Now, if I were going to go the "homebuilt" route and try to get ~50TB of usable storage out of a single box, I'd probably start with a case that already exists from one of the reasonably well-known vendors. It just so happens that Chenbro has a 9U case that fits fifty 3.5" drives (see http://www.chenbro.com/corporatesite/products_detail.php?sku=45 ).
No, this isn't as compact as your box, but then we have people on our staff with extensive experience with Sun J4500 and X4500 boxes, and they know first-hand just how much heat is generated by all those drives when they're locked up tightly in that enclosure, and the greatly increased probability of a stupid human error being made with all those drives being crammed in there so close to each other and vertically oriented. Not to mention the fact that if you mount enough of your style of boxes in a rack, there is a very serious safety hazard if you were to pull out the top one in the rack in order to try to do any maintenance on them. If you've ever had a 42U rack with thousands of pounds of equipment fall on you, then you know what I mean.
In contrast, the Chenbro case has the drives directly accessible from the front, so you don't need to slide out the whole case to replace a drive, and in fact you can replace the drives "hot" (which your design does not allow for). They've also already worked out the power supply issues (3+1), as well as the drive controller issues.
In addition, most datacenters are not equipped to handle ultra-high power density equipment, such as the sort you designed. In many facilities you'd be lucky to be able to get 10kW per rack, so your choices would either be to have the racks half-filled and have twice as many of them, or have larger cases that more completely fill the racks while they also provide other benefits. Your 4U units that pull about 1.5kW each would work out to about 15kW per rack (ten 4U boxes per 42U rack).
Anyway, I'm sure they work well for you, because you designed them to do that. My point is that this particular design would not necessarily be so useful to most other people who might need storage devices. And unless you're operating on the scale of Yahoo!, Google, or the Internet Archive, you're not likely to be able to get the economies of scale that would be the real payoff when you start designing your own hardware.

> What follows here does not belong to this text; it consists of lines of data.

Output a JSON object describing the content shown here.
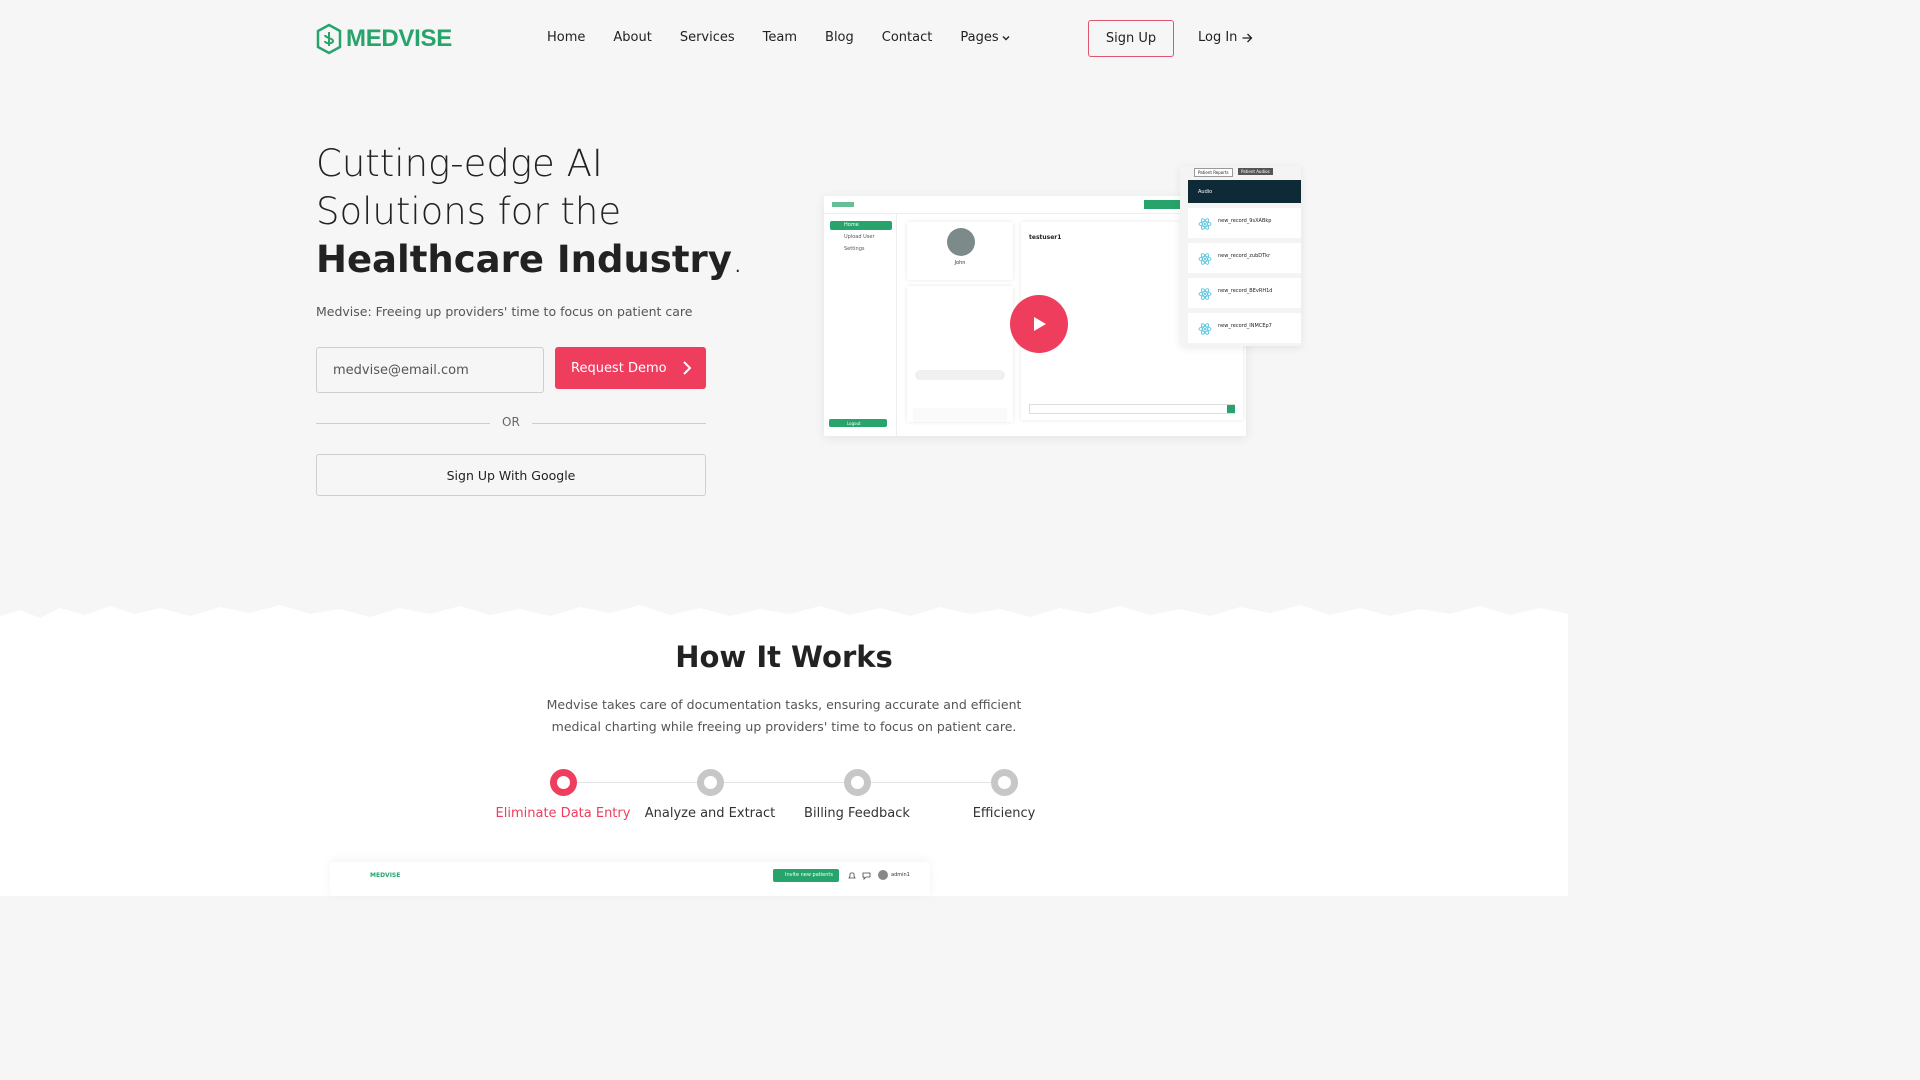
{
  "brand": {
    "name": "MEDVISE",
    "color": "#27a46b",
    "accent": "#ef3d5e"
  },
  "nav": {
    "links": [
      "Home",
      "About",
      "Services",
      "Team",
      "Blog",
      "Contact"
    ],
    "pages_label": "Pages",
    "signup_label": "Sign Up",
    "login_label": "Log In"
  },
  "hero": {
    "title_line1": "Cutting-edge AI",
    "title_line2": "Solutions for the",
    "title_bold": "Healthcare Industry",
    "title_end": ".",
    "subtitle": "Medvise: Freeing up providers' time to focus on patient care",
    "email_placeholder": "medvise@email.com",
    "demo_label": "Request Demo",
    "or_label": "OR",
    "google_label": "Sign Up With Google"
  },
  "mockup": {
    "sidebar": [
      "Home",
      "Upload User",
      "Settings"
    ],
    "logout_label": "Logout",
    "profile_name": "John",
    "chat_user": "testuser1",
    "tabs": [
      "Patient Reports",
      "Patient Audios"
    ],
    "panel_title": "Audio",
    "records": [
      "new_record_9sXABkp",
      "new_record_zubDTkr",
      "new_record_BEvRH1d",
      "new_record_INMCEp7"
    ]
  },
  "how": {
    "title_light": "How",
    "title_bold": "It Works",
    "desc": "Medvise takes care of documentation tasks, ensuring accurate and efficient medical charting while freeing up providers' time to focus on patient care.",
    "steps": [
      "Eliminate Data Entry",
      "Analyze and Extract",
      "Billing Feedback",
      "Efficiency"
    ],
    "active_step": 0
  },
  "bottom_mock": {
    "logo": "MEDVISE",
    "invite_label": "Invite new patients",
    "user": "admin1"
  }
}
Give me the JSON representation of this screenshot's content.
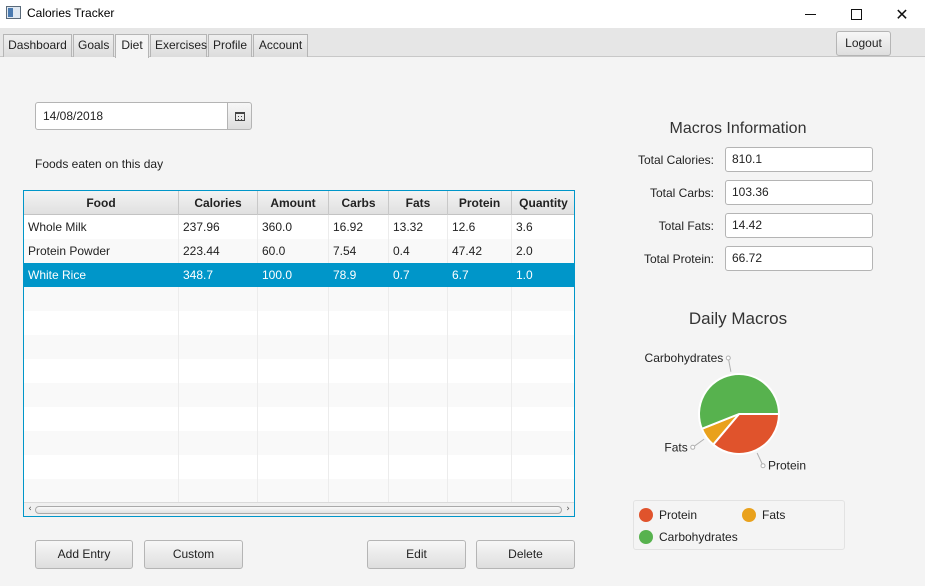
{
  "window": {
    "title": "Calories Tracker"
  },
  "tabs": [
    {
      "label": "Dashboard",
      "active": false
    },
    {
      "label": "Goals",
      "active": false
    },
    {
      "label": "Diet",
      "active": true
    },
    {
      "label": "Exercises",
      "active": false
    },
    {
      "label": "Profile",
      "active": false
    },
    {
      "label": "Account",
      "active": false
    }
  ],
  "header": {
    "logout_label": "Logout"
  },
  "diet": {
    "date_value": "14/08/2018",
    "foods_label": "Foods eaten on this day",
    "table": {
      "columns": [
        "Food",
        "Calories",
        "Amount",
        "Carbs",
        "Fats",
        "Protein",
        "Quantity"
      ],
      "rows": [
        {
          "food": "Whole Milk",
          "calories": "237.96",
          "amount": "360.0",
          "carbs": "16.92",
          "fats": "13.32",
          "protein": "12.6",
          "quantity": "3.6",
          "selected": false
        },
        {
          "food": "Protein Powder",
          "calories": "223.44",
          "amount": "60.0",
          "carbs": "7.54",
          "fats": "0.4",
          "protein": "47.42",
          "quantity": "2.0",
          "selected": false
        },
        {
          "food": "White Rice",
          "calories": "348.7",
          "amount": "100.0",
          "carbs": "78.9",
          "fats": "0.7",
          "protein": "6.7",
          "quantity": "1.0",
          "selected": true
        }
      ]
    },
    "buttons": {
      "add_entry": "Add Entry",
      "custom": "Custom",
      "edit": "Edit",
      "delete": "Delete"
    }
  },
  "macros": {
    "title": "Macros Information",
    "total_calories_label": "Total Calories:",
    "total_calories": "810.1",
    "total_carbs_label": "Total Carbs:",
    "total_carbs": "103.36",
    "total_fats_label": "Total Fats:",
    "total_fats": "14.42",
    "total_protein_label": "Total Protein:",
    "total_protein": "66.72"
  },
  "colors": {
    "selection": "#0096c9",
    "protein": "#e0532c",
    "fats": "#e9a11c",
    "carbohydrates": "#57b24e"
  },
  "chart_data": {
    "type": "pie",
    "title": "Daily Macros",
    "labels": [
      "Protein",
      "Fats",
      "Carbohydrates"
    ],
    "values": [
      66.72,
      14.42,
      103.36
    ],
    "legend": "bottom"
  }
}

Marc Tatossian said 6:54PM on 9-01-2009
Wow, A petabyte of iTunes music. Imagine the never ending coverflow!!!
Reply
bob said 6:57PM on 9-01-2009
...or the never loading artwork ;)
Ryan Trevisol said 8:31AM on 9-02-2009
You'd need a Snow Leopard 8-Core Mac Pro with 32GB of ram just to smoothly scroll the cover flow.
Problem is, your god-forsaken Mighty Mouse ball would gum up before you got past "ABBA".
Wilbur said 7:51PM on 9-01-2009
So I have to ask -- how many GB did your client's iTunes library take up?
Reply
MikeWard1701 said 8:25PM on 9-01-2009
I'm wondering the same thing, and the number of songs?